Это обожание не исчезло и до сих пор, и только такой избалованный славой и пресыщенный женским вниманием артист, как Костромской, мог не заметить во время репетиций двух синих больших глаз, постоянно следивших за ним: с неотступным и откровенным обожанием.
— Ну, так как же? Можно принять ваше молчание за согласие? — настаивал Костромской, с пытливой лаской заглядывая в лицо девушке и придавая своему несколько носовому голосу ту неотразимую задушевность, перед которой — он знал! — невозможно устоять женщине.
Рука Юрьевой дрогнула в руке артиста, ресницы ее глаз опустились, и она ответила покорно:
— Хорошо!
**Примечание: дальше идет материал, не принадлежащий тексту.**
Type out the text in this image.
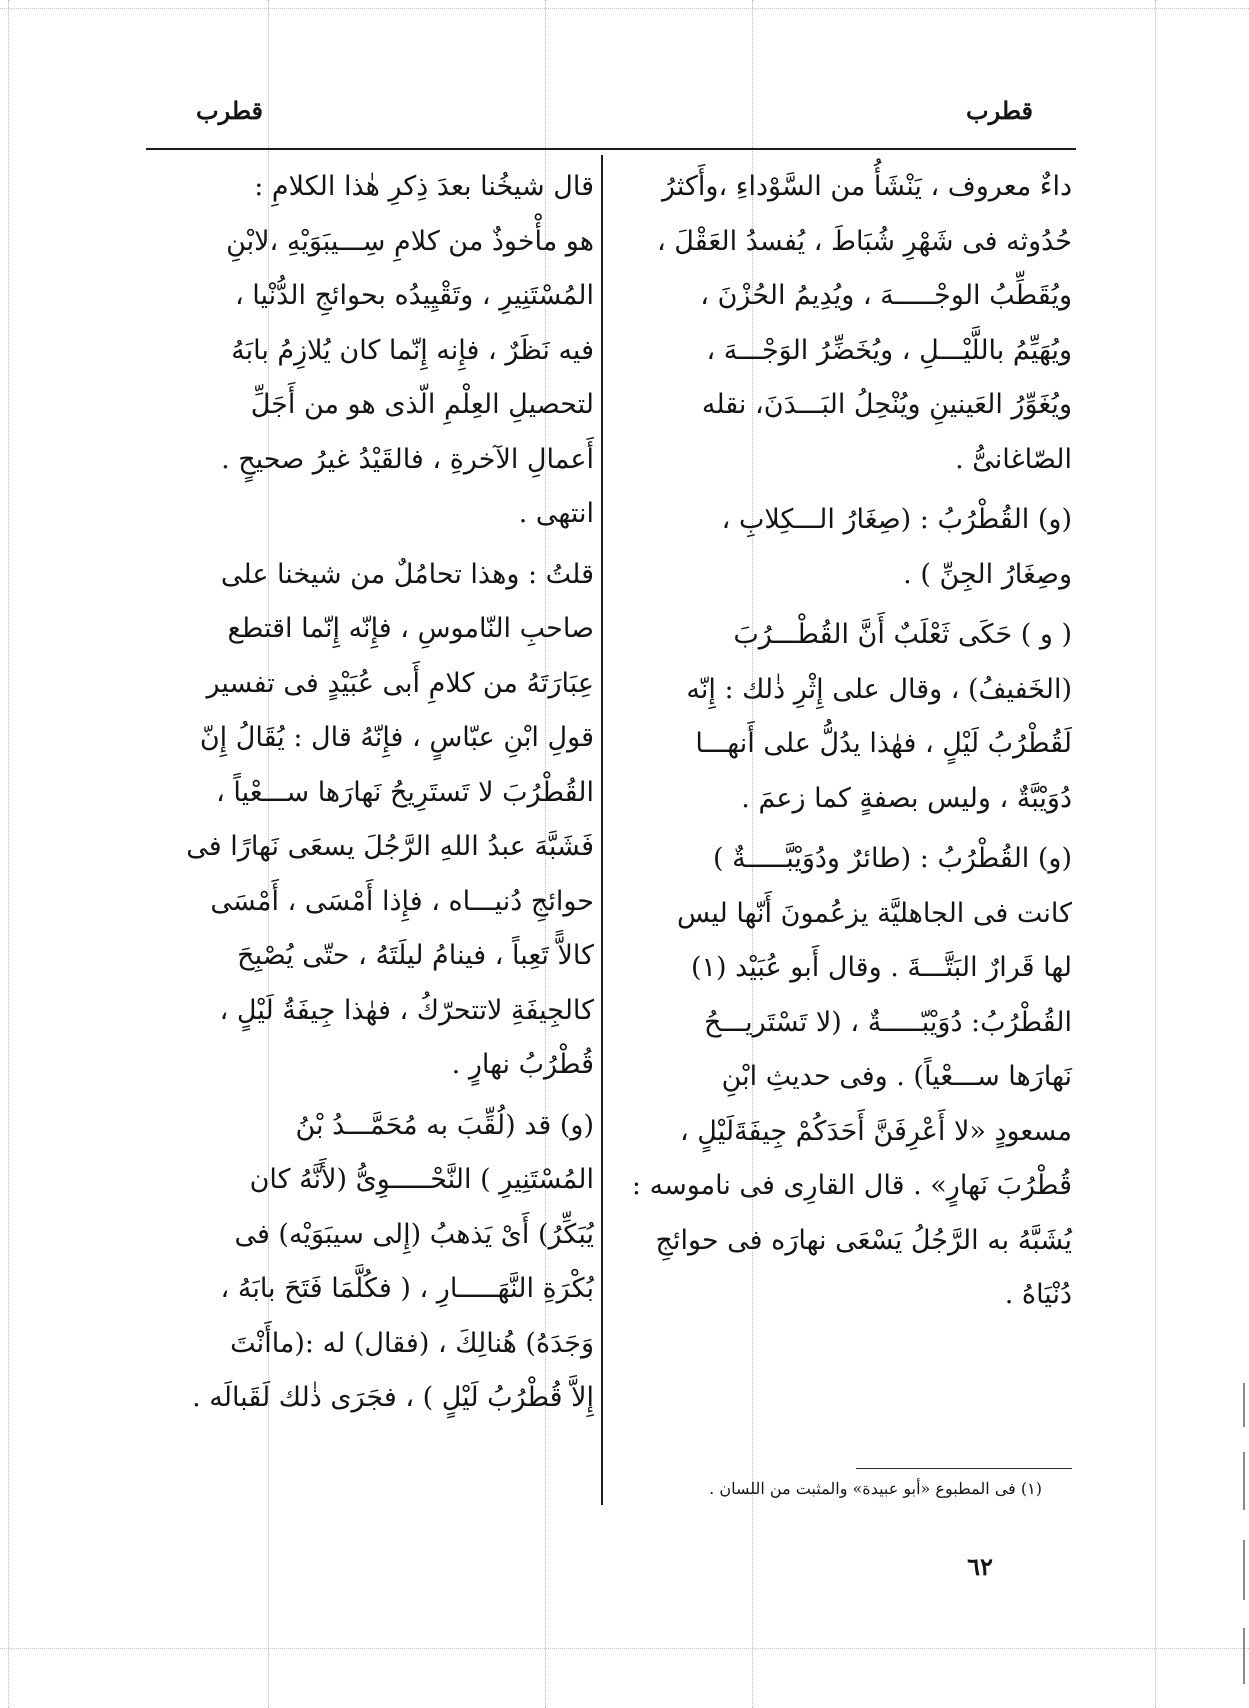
قطرب
قطرب

داءٌ معروف ، يَنْشَأُ من السَّوْداءِ ،وأَكثرُ
حُدُوثه فى شَهْرِ شُبَاطَ ، يُفسدُ العَقْلَ ،
ويُقَطِّبُ الوجْـــــهَ ، ويُدِيمُ الحُزْنَ ،
ويُهَيِّمُ باللَّيْـــلِ ، ويُخَضِّرُ الوَجْـــهَ ،
ويُغَوِّرُ العَينينِ ويُنْحِلُ البَـــدَنَ، نقله
الصّاغانىُّ .

(و) القُطْرُبُ : (صِغَارُ الـــكِلابِ ،
وصِغَارُ الجِنِّ ) .

( و ) حَكَى ثَعْلَبٌ أَنَّ القُطْـــرُبَ
(الخَفيفُ) ، وقال على إِثْرِ ذٰلك : إِنّه
لَقُطْرُبُ لَيْلٍ ، فهٰذا يدُلُّ على أَنهـــا
دُوَيْبَّةٌ ، وليس بصفةٍ كما زعمَ .

(و) القُطْرُبُ : (طائرٌ ودُوَيْبَّـــــةٌ )
كانت فى الجاهليَّة يزعُمونَ أَنّها ليس
لها قَرارٌ البَتَّـــةَ . وقال أَبو عُبَيْد (١)
القُطْرُبُ: دُوَيْبّـــــةٌ ، (لا تَسْتَريـــحُ
نَهارَها ســـعْياً) . وفى حديثِ ابْنِ
مسعودٍ «لا أَعْرِفَنَّ أَحَدَكُمْ جِيفَةَلَيْلٍ ،
قُطْرُبَ نَهارٍ» . قال القارِى فى ناموسه :
يُشَبَّهُ به الرَّجُلُ يَسْعَى نهارَه فى حوائجِ
دُنْيَاهُ .

قال شيخُنا بعدَ ذِكرِ هٰذا الكلامِ :
هو مأْخوذٌ من كلامِ سِـــيبَوَيْهِ ،لابْنِ
المُسْتَنِيرِ ، وتَقْيِيدُه بحوائجِ الدُّنْيا ،
فيه نَظَرٌ ، فإِنه إِنّما كان يُلازِمُ بابَهُ
لتحصيلِ العِلْمِ الّذى هو من أَجَلِّ
أَعمالِ الآخرةِ ، فالقَيْدُ غيرُ صحيحٍ .
انتهى .

قلتُ : وهذا تحامُلٌ من شيخنا على
صاحبِ النّاموسِ ، فإِنّه إِنّما اقتطع
عِبَارَتَهُ من كلامِ أَبى عُبَيْدٍ فى تفسير
قولِ ابْنِ عبّاسٍ ، فإِنّهُ قال : يُقَالُ إِنّ
القُطْرُبَ لا تَستَرِيحُ نَهارَها ســـعْياً ،
فَشَبَّهَ عبدُ اللهِ الرَّجُلَ يسعَى نَهارًا فى
حوائجِ دُنيـــاه ، فإِذا أَمْسَى ، أَمْسَى
كالاًّ تَعِباً ، فينامُ ليلَتَهُ ، حتّى يُصْبِحَ
كالجِيفَةِ لاتتحرّكُ ، فهٰذا جِيفَةُ لَيْلٍ ،
قُطْرُبُ نهارٍ .

(و) قد (لُقِّبَ به مُحَمَّـــدُ بْنُ
المُسْتَنِيرِ ) النَّحْـــــوِىُّ (لأَنَّهُ كان
يُبَكِّرُ) أَىْ يَذهبُ (إِلى سيبَوَيْه) فى
بُكْرَةِ النَّهَـــــارِ ، ( فكُلَّمَا فَتَحَ بابَهُ ،
وَجَدَهُ) هُنالِكَ ، (فقال) له :(ماأَنْتَ
إِلاَّ قُطْرُبُ لَيْلٍ ) ، فجَرَى ذٰلك لَقَبالَه .

(١) فى المطبوع «أبو عبيدة» والمثبت من اللسان .
٦٢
Я сейчас оденусь.
Занавес поднялся, и, как только публика увидела своего любимца, театр задрожал от рукоплесканий и восторженных криков.
Костромской, стоя около трона короля, много раз раскланивался, прижимая руку к сердцу и обводя взором ярусы театра сверху донизу.
Наконец, после нескольких неудачных попыток, королю удалось, воспользовавшись моментом, когда шум несколько утих, возвысить голос и начать свой монолог:
Сколько нам ни драгоценна память брата, Похищенного смертью, и прилично б было Предаться скорби о его потере, Но благо общее и мудрость наша Заставили нас поступить иначе…Энтузиазм толпы взволновал Костромского, и когда король, обращаясь к нему, назвал его братом и любезным сыном, то слова Гамлета:
Побольше брата и поменьше сына…прозвучали такой мрачной иронией и скорбью, что невольный трепет пробежал по сердцам зрителей.